Badan Pusat Statistik (BPS) mengungkapkan, pada tahun 2017 telah terjadi kenaikan jumlah pengangguran di Indonesia sebesar 10.000 orang menjadi 7,04 juta orang pada Agustus 2017 dari Agustus 2016 sebesar 7,03 juta orang. Berdasarkan data BPS, jumlah angkatan kerja di Indonesia pada Agustus 2017 mencapai 128,06 juta orang. Jumlah tersebut naik 2,62 juta dibanding Agustus 2016 yang sebanyak 125,44 juta orang.
Jelas sekali keberpihakan pemerintah terhadap pekerja asing, hal ini dinilai telah melukai hati rakyat Indonesia. Di Negara sendiri masih banyak pengangguran, justru mengimpor pekerja dari luar. Mempermudah urusan perizinan justru mempersilahkan pekerja asing untuk masuk.
Ini kah yang dinamakan Negara yang menjunjung tinggi rasa nasionalisme? Kemana rasa itu pergi? Ketika angka pengangguran didepan mata semakin bertambah justru lebih memilih membuka selebar-lebarnya pekerja dari luar.
Bukan tidak boleh, hanya saja Negara harus mampu memprioritaskan pekerja lokal daripada pekerja asing.
Belum selesai satu masalah. Muncul lagi masalah baru. Begitulah kira-kira gambaran ketika suatu Negara tidak berhukum pada hukum Allah sang pencipta manusia. Sistem kapitalisme yang mendominasi dunia sudah menjerat bagaikan simpul setan.
Sulit keluar darinya. Masalah yang ada saat ini didorong karena faktor sistem yang memisahkan agama dari kehidupan. Yaitu kapitalisme. Dalam sistem kapitalisme siapa yang punya modal maka dialah yang berkuasa.
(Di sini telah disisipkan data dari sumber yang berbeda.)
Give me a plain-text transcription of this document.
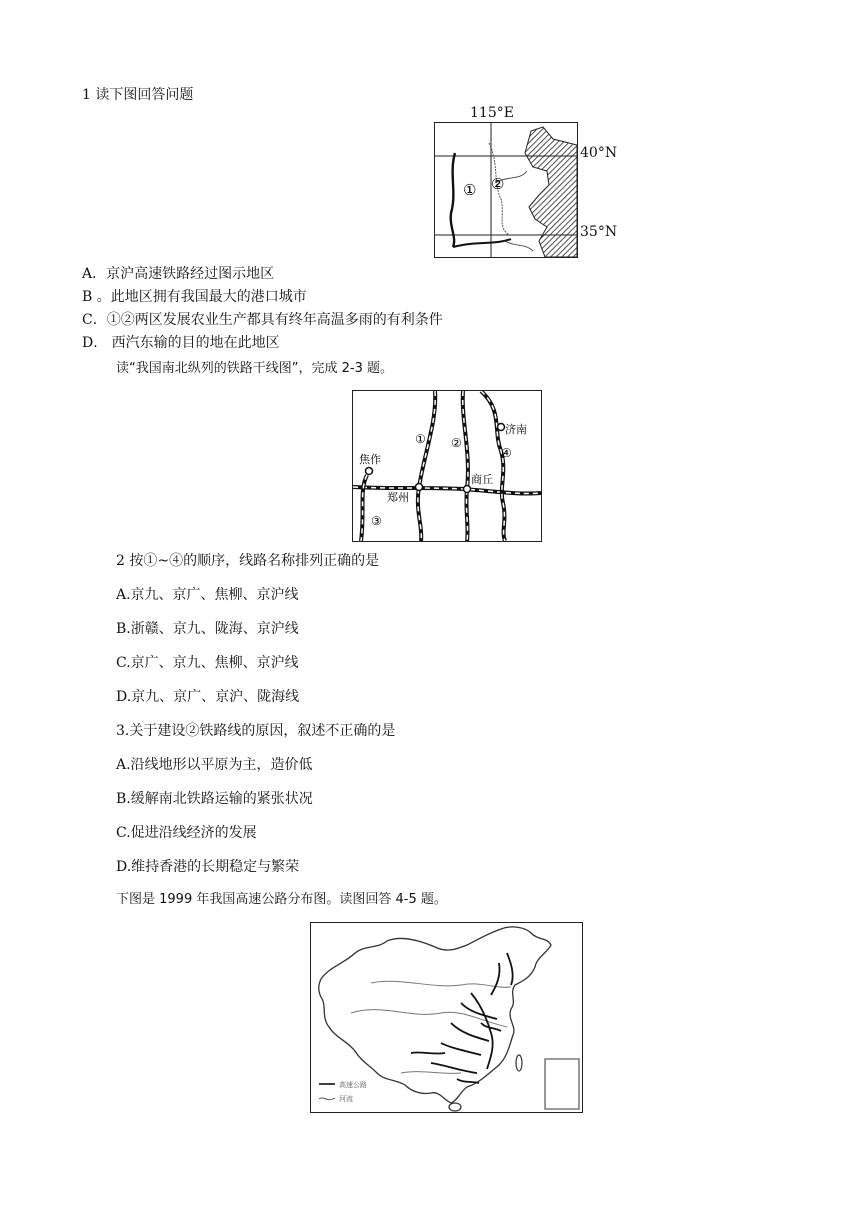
1 读下图回答问题
① ②
115°E
40°N
35°N
A．京沪高速铁路经过图示地区
B 。此地区拥有我国最大的港口城市
C．①②两区发展农业生产都具有终年高温多雨的有利条件
D． 西汽东输的目的地在此地区
读“我国南北纵列的铁路干线图”，完成 2-3 题。
济南
焦作
郑州
商丘
① ②
③
④
2 按①~④的顺序，线路名称排列正确的是
A.京九、京广、焦柳、京沪线
B.浙赣、京九、陇海、京沪线
C.京广、京九、焦柳、京沪线
D.京九、京广、京沪、陇海线
3.关于建设②铁路线的原因，叙述不正确的是
A.沿线地形以平原为主，造价低
B.缓解南北铁路运输的紧张状况
C.促进沿线经济的发展
D.维持香港的长期稳定与繁荣
下图是 1999 年我国高速公路分布图。读图回答 4-5 题。
高速公路
河流
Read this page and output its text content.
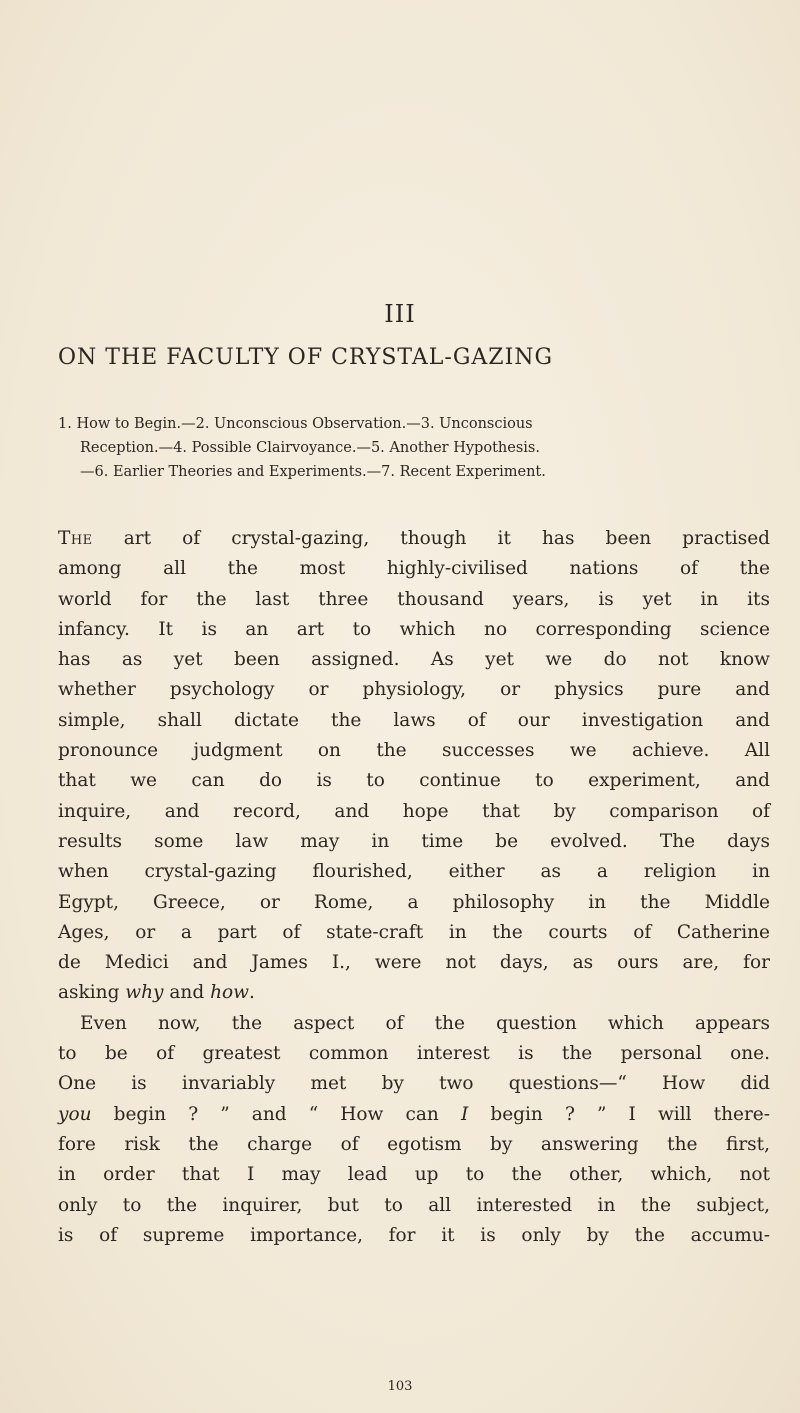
III
ON THE FACULTY OF CRYSTAL-GAZING
1. How to Begin.—2. Unconscious Observation.—3. Unconscious
Reception.—4. Possible Clairvoyance.—5. Another Hypothesis.
—6. Earlier Theories and Experiments.—7. Recent Experiment.
The art of crystal-gazing, though it has been practised
among all the most highly-civilised nations of the
world for the last three thousand years, is yet in its
infancy. It is an art to which no corresponding science
has as yet been assigned. As yet we do not know
whether psychology or physiology, or physics pure and
simple, shall dictate the laws of our investigation and
pronounce judgment on the successes we achieve. All
that we can do is to continue to experiment, and
inquire, and record, and hope that by comparison of
results some law may in time be evolved. The days
when crystal-gazing flourished, either as a religion in
Egypt, Greece, or Rome, a philosophy in the Middle
Ages, or a part of state-craft in the courts of Catherine
de Medici and James I., were not days, as ours are, for
asking why and how.
Even now, the aspect of the question which appears
to be of greatest common interest is the personal one.
One is invariably met by two questions—“ How did
you begin ? ” and “ How can I begin ? ” I will there-
fore risk the charge of egotism by answering the first,
in order that I may lead up to the other, which, not
only to the inquirer, but to all interested in the subject,
is of supreme importance, for it is only by the accumu-
103
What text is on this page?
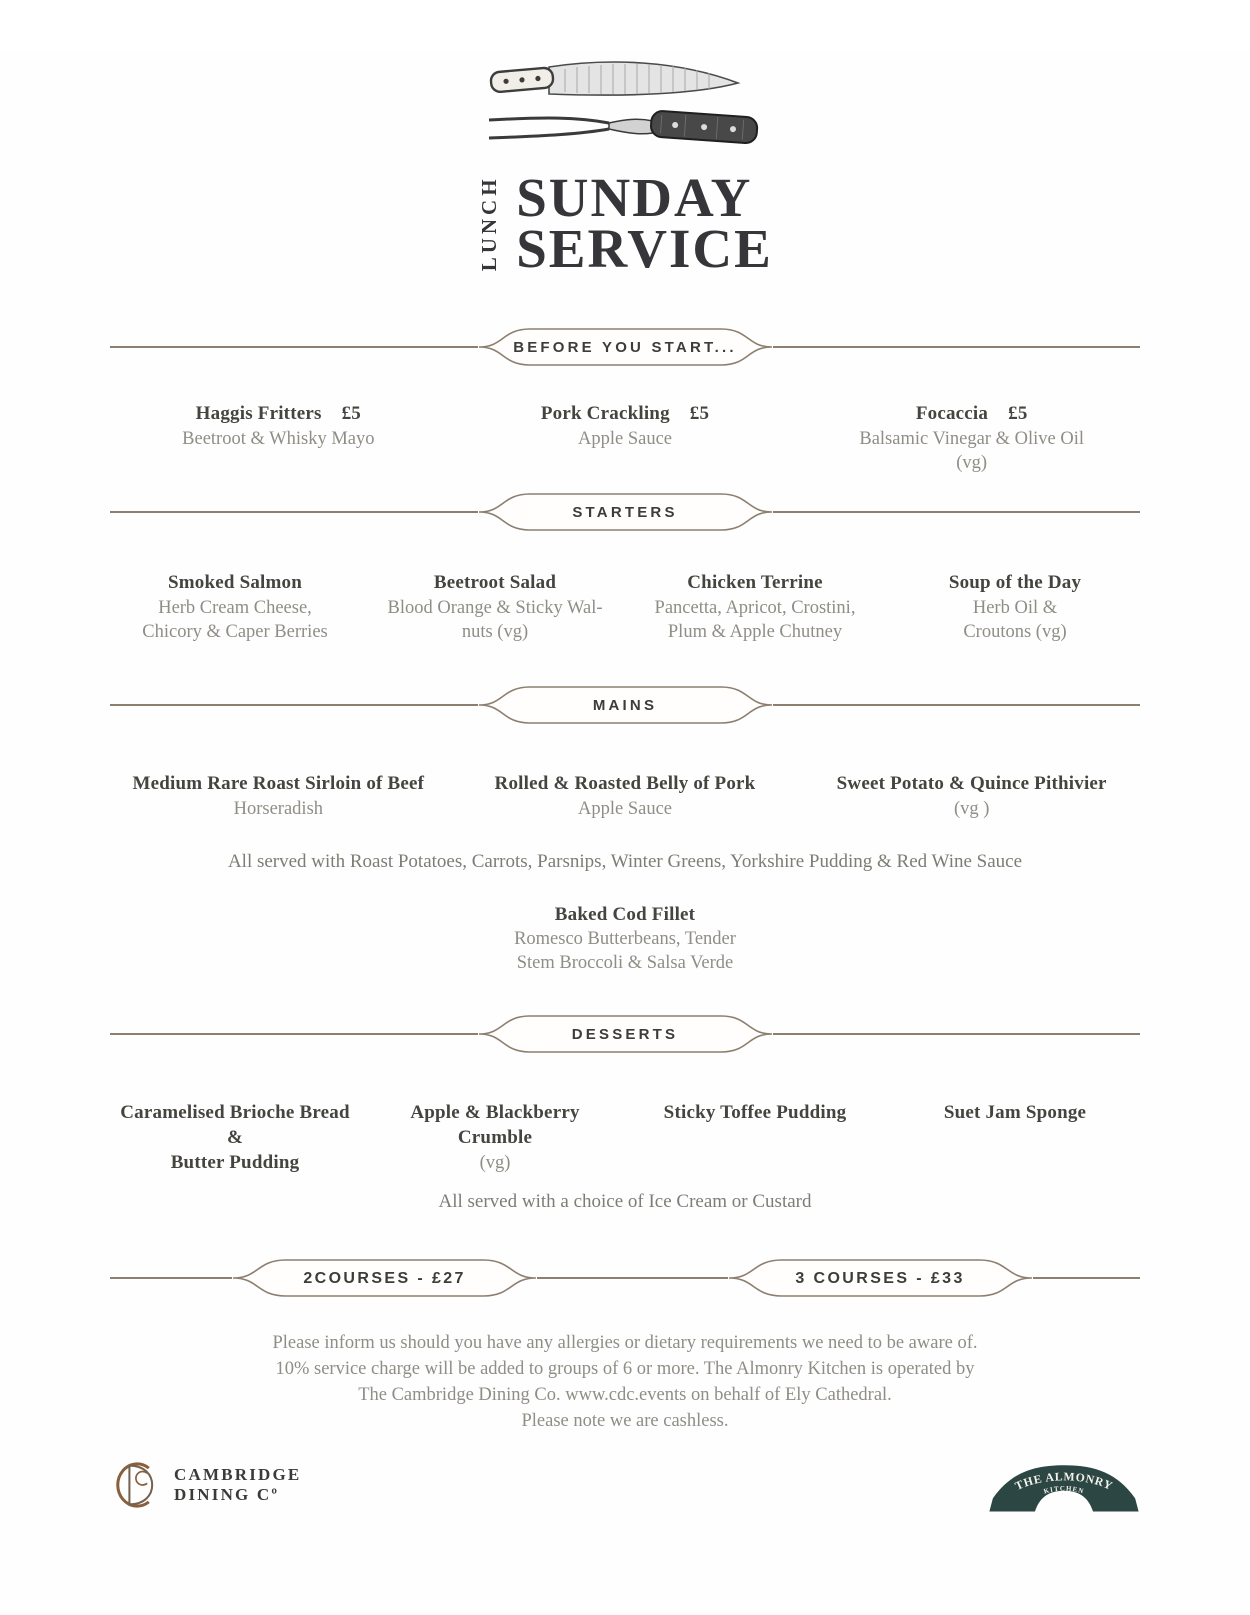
LUNCH SUNDAY
SERVICE
BEFORE YOU START...
Haggis Fritters £5
Beetroot & Whisky Mayo
Pork Crackling £5
Apple Sauce
Focaccia £5
Balsamic Vinegar & Olive Oil
(vg)
STARTERS
Smoked Salmon
Herb Cream Cheese,
Chicory & Caper Berries
Beetroot Salad
Blood Orange & Sticky Wal-
nuts (vg)
Chicken Terrine
Pancetta, Apricot, Crostini,
Plum & Apple Chutney
Soup of the Day
Herb Oil &
Croutons (vg)
MAINS
Medium Rare Roast Sirloin of Beef
Horseradish
Rolled & Roasted Belly of Pork
Apple Sauce
Sweet Potato & Quince Pithivier
(vg )
All served with Roast Potatoes, Carrots, Parsnips, Winter Greens, Yorkshire Pudding & Red Wine Sauce
Baked Cod Fillet
Romesco Butterbeans, Tender
Stem Broccoli & Salsa Verde
DESSERTS
Caramelised Brioche Bread &
Butter Pudding
Apple & Blackberry Crumble
(vg)
Sticky Toffee Pudding	Suet Jam Sponge
All served with a choice of Ice Cream or Custard
2COURSES - £27	3 COURSES - £33
Please inform us should you have any allergies or dietary requirements we need to be aware of.
10% service charge will be added to groups of 6 or more. The Almonry Kitchen is operated by
The Cambridge Dining Co. www.cdc.events on behalf of Ely Cathedral.
Please note we are cashless.
CAMBRIDGE
DINING Cº	THE ALMONRY
KITCHEN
Terlihat pada setiap kebijakan-kebijakan yang dikeluarkan hanya berasas pada asas manfaat dan keuntungan. Bukan pada haram atau halal atau berpihak pada warga Negara lokal.
Syariah Islam menganggap pekerja (ajir) adalah setiap orang yang bekerja dengan gaji (upah) tertentu. Kebolehan menggunakan tenaga kerja dari luar juga pernah dilakukan oleh Rosullullah ketika mengontrak seorang yahudi sebagai penulis, mengontrak seorang yahudi yang lain sebagai penterjemah, serta mengontrak orang musyrik sebagai petunjuk jalan.
Khalifah Abu Bakar ra dan Khalifah Umar ra juga pernah mengontrak orang nasrani untuk menghitung harta kekayaan. Adapun pekerjaan yang sifatnya mendekatkan diri kepada Allah SWT atau yang berhubungan dengan aqidah disyariatkan pekerjanya adalah muslim.
Jadi menggaji pekerja dalam masalah umum masih dibolehkan mengambil tenaga dari luar.
syariat islam juga mengatur bagaimana memposiskan tenaga kerja asing sesuai kebutuhan tanpa merugikan rakyat, dan menjatuhkan harkat dan martabat Negara. Yang jelasnya dalam dunia Islam yang menjadi prioritas utama adalah warga Negara lokal.
Jika tidak ada yang ahli maka boleh belajar keluar atau mendatangkan ahlinya dari luar. Itupun hanya sesuai dengan kebutuhan. Kalau kita lihat kasus saat ini Indonesia masih punya banyak ahli dimasing-masing bidang tanpa harus mendatangkan dari luar.[MO]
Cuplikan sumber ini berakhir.